At the DNL, we study brain function in both health and disease. Our emphasis in cognitive neuroscience is on attention and working memory. A better understanding of these processes in healthy subjects can guide clinical studies in aging, dementia, schizophrenia, and autism.

Pathophysiology of Acute Stroke
As an example of how brain dynamics can reflect pathophysiology, we describe a recent study aimed at detecting acute cerebral ischemia. Dense-array (128-channel) EEG data were collected from 10 subjects, presenting in the emergency room with signs of recent stroke.

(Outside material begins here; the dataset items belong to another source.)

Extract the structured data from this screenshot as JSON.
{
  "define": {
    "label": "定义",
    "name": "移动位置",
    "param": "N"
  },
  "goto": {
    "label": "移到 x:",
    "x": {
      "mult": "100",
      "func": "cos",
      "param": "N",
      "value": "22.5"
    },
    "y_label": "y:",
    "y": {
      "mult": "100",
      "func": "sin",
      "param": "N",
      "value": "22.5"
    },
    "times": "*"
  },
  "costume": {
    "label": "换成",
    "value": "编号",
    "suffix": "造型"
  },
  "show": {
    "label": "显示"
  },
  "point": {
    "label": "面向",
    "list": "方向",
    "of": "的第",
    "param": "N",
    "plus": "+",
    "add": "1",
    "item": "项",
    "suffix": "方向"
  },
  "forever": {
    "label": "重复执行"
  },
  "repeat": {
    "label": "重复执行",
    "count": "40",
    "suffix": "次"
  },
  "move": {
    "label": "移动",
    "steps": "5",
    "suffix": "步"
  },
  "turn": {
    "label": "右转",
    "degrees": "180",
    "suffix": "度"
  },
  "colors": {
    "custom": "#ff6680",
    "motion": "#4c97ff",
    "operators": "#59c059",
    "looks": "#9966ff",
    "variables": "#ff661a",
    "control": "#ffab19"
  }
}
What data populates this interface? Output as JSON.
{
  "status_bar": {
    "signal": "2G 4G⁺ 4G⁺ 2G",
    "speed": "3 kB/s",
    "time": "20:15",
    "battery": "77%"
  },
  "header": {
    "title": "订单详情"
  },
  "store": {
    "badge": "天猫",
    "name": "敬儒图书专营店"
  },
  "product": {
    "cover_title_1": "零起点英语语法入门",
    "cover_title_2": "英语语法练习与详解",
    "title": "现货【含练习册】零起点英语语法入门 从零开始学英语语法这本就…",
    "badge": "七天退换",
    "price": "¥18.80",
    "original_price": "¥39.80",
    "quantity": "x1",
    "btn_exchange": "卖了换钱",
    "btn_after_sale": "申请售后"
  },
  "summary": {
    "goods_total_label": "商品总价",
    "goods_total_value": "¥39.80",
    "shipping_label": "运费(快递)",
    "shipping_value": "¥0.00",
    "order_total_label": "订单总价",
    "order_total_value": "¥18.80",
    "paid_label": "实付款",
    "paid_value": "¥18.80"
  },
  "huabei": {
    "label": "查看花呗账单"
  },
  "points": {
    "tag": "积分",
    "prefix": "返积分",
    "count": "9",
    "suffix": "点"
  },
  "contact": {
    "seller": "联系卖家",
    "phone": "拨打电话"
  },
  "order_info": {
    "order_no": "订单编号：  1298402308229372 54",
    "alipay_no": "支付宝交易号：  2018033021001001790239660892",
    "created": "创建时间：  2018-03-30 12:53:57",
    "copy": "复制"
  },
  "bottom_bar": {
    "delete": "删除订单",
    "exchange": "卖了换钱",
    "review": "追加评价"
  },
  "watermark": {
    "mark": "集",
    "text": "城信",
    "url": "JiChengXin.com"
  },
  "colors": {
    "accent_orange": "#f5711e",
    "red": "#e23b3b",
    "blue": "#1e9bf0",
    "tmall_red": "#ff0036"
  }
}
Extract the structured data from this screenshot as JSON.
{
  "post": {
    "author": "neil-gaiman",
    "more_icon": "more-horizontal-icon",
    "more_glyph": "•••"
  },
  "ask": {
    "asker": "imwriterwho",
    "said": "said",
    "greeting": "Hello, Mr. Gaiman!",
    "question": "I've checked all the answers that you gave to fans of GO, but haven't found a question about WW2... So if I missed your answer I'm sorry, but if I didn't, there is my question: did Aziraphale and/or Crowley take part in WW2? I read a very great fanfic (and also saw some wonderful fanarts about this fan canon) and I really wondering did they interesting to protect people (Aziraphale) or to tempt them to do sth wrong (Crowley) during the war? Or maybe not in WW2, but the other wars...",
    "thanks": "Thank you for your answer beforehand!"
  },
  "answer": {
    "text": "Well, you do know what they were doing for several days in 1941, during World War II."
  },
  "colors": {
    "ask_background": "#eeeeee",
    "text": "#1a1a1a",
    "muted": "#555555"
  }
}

Historically, analysis of EEG on paper charts looked for abnormal patterns, such as oscillations of a particular frequency or epileptic spikes. Later the estimation of frequency content was automated with Fourier transform and wavelets. But the question remains: How best to characterize EEG time series? This question is of theoretical interest, because it queries the nature of the EEG signal, and therefore the dynamics of large neural populations. It is also of practical interest, because the huge data sets produced by dense sensor arrays are too labor-intensive to analyze by eye. Furthermore, the eye may miss patterns in the data, which suitable algorithms might readily detect.
The brain is obviously a complex system and, like most complex systems, it exhibits a very broadbanded power spectrum, i.e., Fourier analysis reveals all frequencies contributing significantly. While it is tempting to look for dominant peaks and interpret them as resonances of an approximately linear system, such an approach is not necessarily suitable for complex nonlinear data. An alternative approach is to quantify fluctuations across a range of time scales, and look for patterns in the data that are independent of scale. This is akin to the familiar fractal analysis, but applied to a time series rather than a static geometric object.

In a study of 10 stroke patients and 18 normal control subjects, we found that with few exceptions 10- second segments of resting EEG may reasonably be described with just two dimensionless parameters, called scaling exponents [Hwa and Ferree (2002), Physical Review E 66: 021901]. In addition to theoretical underpinnings suggesting that scaling exponents might be natural for describing the EEG, this parameterization has practical advantages for comparing across data channels and across subject groups.


Figure 4. Modern dense-array (128-channel) clinical EEG system. Application time is under 10 minutes. [Photograph and EEG data courtesy of Electrical Geodesics, Inc., Eugene, OR.]

Using this method, the resting EEG for each of 28 subjects was reduced to 128 pairs of scaling exponents. It seems intuitive that a brain lesion like a stroke might change the distributions of the scaling exponents over the scalp. By considering the mean, variance, and higher moments for each subject, we were able to derive a direct physiological measure of brain function, called S, which linearly separates the two subject groups (Figure 5). This is a novel and remarkable step in data reduction, anticipated only by the general observation that many complex systems exhibit scale-independent behavior of some sort.


Figure 5. The number of subjects with stroke score S. Open bars are 17 normal control subjects; filled bars are 9 acute stroke patients; scaled bar shows overlap of one subject from each group.

We have half-jokingly likened our stroke measure S to the body temperature T, because it serves a similar clinical purpose. In both cases, many poorly understood physiological processes contribute to the measure, yet knowing just this one number can inform a physician about the likelihood of pathology.